# Couple CAAD9 questions



## filly (Feb 6, 2003)

I can't find on their website what the seatpost diameter and front derailleur clamp diameter is needed. 

Thanks.


----------



## coyotebike (Dec 15, 2004)

seat post is 27.2 and FD clamp is 34.9


----------



## Cevan (Jul 19, 2004)

*Caad9 seatpost is 27.2??*

I was looking at a SystemSix at my LBS and that post looked like a 31.6. I believe that the Caad9 and the SystemSix share the same seattube. Please correct me if I'm wrong.


----------



## Magsdad (Jun 29, 2005)

*I may be wrong...*

but there was another thread that argued this same point. I believe it turned out that the back is not EXACTLY a CAAD 9 rear end.

BTW, the 9 rocks.


----------



## Cevan (Jul 19, 2004)

*I e-mailed Cannondale today and this is the reply:*

Seat post 31.6 front derailleur clamp 34.9

-----Original Message-----
From: xxxxxxxxxxxx 
Sent: Tuesday, March 20, 2007 1:28 PM
To: custserv
Subject: Caad9 frameset

What is the seatpost size and front deraileur clamp size for the Caad9
frame? Thanks.



----------------------------------------------------------

This communication may contain information that is
proprietary, privileged, confidential or legally exempt
from disclosure. If you did not receive this directly from
Cannondale Bicycle Corporation, or received this in error,
you are notified that you are not authorized to read,
print, retain, copy or disseminate this communication
without the consent of the Cannondale Bicycle Corporation
and that doing so may be unlawful. If you have received
this communication in error,please notify the sender via
return e-mail and delete it from your computer.
Thank you, Cannondale Bicycle Corp


----------



## MWT (Nov 12, 2002)

Check out this link. What gives?

http://gb.cannondale.com/bikes/07/ce/road/caad9/model-7RA91D.html




Cevan said:


> Seat post 31.6 front derailleur clamp 34.9
> 
> -----Original Message-----
> From: xxxxxxxxxxxx
> ...


----------



## toyota (Sep 4, 2006)

System6 has 31.6 seatpost and caad9 has 27.2. They both use 34.9 front der but the seat tube on the caad9 tapers to a smaller diameter at the top and the System6 doesnt.


----------



## Cevan (Jul 19, 2004)

*That is the*



MWT said:


> Check out this link. What gives?
> 
> http://gb.cannondale.com/bikes/07/ce/road/caad9/model-7RA91D.html



That is the UK website, while the USA is silent on the issue: http://www.cannondale.com/bikes/07/cusa/road/caad9/index.html

Would someone who actually has a 2007 Caad9 please post the seatpost size? Thanks.


----------



## Magsdad (Jun 29, 2005)

Cevan said:


> That is the UK website, while the USA is silent on the issue: http://www.cannondale.com/bikes/07/cusa/road/caad9/index.html
> 
> Would someone who actually has a 2007 Caad9 please post the seatpost size? Thanks.
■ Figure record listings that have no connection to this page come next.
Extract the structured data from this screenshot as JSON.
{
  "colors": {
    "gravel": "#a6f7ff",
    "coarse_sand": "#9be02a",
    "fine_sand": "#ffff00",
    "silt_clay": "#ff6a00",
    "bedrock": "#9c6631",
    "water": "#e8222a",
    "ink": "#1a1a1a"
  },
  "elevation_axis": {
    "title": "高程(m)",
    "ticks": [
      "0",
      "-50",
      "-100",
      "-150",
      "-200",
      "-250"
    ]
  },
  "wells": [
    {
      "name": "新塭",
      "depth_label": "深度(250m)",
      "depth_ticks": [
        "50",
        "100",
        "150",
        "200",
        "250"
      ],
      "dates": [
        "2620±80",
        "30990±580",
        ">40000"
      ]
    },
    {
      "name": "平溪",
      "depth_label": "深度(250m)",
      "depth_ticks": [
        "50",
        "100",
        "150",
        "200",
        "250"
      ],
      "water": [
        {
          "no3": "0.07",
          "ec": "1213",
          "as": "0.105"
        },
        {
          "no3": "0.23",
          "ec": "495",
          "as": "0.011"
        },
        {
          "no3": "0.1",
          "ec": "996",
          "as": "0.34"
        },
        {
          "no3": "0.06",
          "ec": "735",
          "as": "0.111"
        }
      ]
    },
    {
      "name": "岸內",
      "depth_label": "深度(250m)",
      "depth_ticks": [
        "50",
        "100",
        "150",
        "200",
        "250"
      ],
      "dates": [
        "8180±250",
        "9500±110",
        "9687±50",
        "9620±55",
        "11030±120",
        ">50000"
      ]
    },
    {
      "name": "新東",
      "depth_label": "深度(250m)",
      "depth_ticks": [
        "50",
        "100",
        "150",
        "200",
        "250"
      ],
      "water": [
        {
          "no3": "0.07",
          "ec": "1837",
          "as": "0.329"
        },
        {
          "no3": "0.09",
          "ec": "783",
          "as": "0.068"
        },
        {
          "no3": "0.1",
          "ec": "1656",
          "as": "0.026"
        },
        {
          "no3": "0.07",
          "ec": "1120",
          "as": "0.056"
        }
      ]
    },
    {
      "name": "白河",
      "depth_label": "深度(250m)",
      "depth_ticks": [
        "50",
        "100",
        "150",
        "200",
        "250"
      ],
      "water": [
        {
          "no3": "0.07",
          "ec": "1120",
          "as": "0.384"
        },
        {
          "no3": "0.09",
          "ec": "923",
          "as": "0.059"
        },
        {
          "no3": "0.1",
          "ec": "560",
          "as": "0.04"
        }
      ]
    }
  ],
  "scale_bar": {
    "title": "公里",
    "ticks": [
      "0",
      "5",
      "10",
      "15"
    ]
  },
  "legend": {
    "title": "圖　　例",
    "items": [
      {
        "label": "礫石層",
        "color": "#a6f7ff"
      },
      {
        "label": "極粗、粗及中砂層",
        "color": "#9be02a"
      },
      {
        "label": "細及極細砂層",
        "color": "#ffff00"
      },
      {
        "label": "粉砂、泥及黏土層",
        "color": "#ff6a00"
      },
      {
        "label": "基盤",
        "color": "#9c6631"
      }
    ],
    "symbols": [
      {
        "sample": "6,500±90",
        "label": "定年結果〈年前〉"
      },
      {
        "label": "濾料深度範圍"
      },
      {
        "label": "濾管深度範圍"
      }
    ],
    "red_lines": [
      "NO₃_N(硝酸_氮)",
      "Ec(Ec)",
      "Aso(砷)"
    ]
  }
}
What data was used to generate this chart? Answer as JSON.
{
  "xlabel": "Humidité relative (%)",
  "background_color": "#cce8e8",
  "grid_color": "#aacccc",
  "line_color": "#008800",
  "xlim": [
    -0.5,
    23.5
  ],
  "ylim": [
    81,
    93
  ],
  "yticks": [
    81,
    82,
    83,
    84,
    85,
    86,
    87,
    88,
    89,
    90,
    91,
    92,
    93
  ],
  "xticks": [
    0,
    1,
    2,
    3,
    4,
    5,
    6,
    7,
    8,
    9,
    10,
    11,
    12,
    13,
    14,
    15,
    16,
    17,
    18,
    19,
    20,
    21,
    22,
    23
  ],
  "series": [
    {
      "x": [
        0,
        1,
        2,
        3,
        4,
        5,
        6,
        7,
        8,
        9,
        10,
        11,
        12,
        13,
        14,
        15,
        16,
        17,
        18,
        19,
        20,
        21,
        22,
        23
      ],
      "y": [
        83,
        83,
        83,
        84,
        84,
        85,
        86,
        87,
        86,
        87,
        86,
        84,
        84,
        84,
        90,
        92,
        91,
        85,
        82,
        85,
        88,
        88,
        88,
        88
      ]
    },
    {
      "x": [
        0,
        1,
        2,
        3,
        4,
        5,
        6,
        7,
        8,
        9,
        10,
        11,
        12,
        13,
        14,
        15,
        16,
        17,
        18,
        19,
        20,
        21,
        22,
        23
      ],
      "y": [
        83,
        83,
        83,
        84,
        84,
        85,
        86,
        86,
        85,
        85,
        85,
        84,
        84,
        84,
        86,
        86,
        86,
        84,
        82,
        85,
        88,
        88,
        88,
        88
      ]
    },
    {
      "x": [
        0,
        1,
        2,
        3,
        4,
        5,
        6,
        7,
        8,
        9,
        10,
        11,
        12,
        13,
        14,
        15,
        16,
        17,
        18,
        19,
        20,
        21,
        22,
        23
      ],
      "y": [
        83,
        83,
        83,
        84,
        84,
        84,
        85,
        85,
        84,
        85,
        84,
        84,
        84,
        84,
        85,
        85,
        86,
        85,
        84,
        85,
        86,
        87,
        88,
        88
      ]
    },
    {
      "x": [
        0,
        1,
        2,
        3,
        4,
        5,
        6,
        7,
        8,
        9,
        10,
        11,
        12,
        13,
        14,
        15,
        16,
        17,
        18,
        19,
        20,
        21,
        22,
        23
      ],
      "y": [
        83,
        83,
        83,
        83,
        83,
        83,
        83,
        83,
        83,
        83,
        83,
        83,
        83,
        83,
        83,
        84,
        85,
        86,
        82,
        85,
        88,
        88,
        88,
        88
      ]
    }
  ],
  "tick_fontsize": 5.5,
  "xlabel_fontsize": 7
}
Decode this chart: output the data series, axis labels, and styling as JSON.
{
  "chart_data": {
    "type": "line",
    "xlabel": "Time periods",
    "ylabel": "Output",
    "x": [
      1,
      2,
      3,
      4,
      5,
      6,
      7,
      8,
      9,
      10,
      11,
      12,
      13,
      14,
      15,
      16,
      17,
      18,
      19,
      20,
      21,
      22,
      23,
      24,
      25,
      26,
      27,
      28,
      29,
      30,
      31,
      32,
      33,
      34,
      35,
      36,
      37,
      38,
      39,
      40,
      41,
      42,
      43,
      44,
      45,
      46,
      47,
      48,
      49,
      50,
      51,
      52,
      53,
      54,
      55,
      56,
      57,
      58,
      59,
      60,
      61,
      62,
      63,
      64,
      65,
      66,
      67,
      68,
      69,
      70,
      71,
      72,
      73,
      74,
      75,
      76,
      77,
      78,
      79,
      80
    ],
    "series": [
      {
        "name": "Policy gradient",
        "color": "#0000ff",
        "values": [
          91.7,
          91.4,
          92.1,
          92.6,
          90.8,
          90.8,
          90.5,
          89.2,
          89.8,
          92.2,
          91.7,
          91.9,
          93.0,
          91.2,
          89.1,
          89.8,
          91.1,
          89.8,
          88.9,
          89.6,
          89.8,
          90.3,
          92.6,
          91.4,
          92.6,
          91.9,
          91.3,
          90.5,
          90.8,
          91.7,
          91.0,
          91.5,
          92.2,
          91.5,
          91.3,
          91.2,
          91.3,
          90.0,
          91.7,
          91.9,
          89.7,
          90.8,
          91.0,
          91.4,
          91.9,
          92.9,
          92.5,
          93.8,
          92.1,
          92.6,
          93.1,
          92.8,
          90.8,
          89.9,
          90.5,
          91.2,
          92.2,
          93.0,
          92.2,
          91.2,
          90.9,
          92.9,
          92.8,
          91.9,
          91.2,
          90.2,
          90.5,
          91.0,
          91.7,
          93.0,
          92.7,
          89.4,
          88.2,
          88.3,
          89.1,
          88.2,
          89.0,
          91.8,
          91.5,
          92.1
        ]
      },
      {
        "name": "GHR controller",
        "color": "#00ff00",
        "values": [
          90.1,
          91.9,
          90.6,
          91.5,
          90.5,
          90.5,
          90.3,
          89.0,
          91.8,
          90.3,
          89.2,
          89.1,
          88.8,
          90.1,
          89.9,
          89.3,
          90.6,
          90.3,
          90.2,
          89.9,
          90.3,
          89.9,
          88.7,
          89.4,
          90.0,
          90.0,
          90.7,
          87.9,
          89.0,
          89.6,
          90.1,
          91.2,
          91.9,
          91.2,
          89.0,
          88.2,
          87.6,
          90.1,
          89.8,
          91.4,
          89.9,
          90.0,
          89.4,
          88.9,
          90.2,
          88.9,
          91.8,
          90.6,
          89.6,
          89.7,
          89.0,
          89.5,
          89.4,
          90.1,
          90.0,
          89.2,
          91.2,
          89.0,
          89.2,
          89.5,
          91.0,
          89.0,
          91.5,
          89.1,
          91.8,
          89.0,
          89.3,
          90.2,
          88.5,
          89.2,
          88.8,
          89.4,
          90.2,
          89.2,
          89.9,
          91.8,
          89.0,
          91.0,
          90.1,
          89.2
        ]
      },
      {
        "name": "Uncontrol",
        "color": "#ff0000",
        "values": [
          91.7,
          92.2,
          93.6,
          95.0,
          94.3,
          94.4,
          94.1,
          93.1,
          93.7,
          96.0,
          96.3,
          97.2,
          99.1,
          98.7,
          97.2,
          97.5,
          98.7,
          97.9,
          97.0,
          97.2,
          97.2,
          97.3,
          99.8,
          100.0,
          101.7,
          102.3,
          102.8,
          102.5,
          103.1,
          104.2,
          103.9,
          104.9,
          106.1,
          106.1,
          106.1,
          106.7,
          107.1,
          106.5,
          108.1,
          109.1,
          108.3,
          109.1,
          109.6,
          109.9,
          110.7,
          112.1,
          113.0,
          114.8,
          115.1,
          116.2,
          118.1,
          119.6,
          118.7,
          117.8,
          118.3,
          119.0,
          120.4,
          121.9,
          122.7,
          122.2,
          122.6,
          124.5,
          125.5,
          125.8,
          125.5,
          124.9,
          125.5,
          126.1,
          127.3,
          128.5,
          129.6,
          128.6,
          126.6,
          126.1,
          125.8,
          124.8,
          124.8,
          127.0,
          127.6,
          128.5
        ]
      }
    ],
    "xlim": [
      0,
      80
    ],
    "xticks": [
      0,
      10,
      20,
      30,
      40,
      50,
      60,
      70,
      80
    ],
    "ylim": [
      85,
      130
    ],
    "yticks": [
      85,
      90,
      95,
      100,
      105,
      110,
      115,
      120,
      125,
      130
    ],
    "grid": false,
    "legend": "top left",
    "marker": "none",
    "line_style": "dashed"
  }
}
I have a 2007 CAAD 9 Optimo 3 with a beautiful Thomson 10* setback 27.2 post in it!:thumbsup:


----------



## MWT (Nov 12, 2002)

Magsdad said:


> I have a 2007 CAAD 9 Optimo 3 with a beautiful Thomson 10* setback 27.2 post in it!:thumbsup:


I just picked up my CAAD9 last night - 27.2 Ritchey WCS carbon post.


----------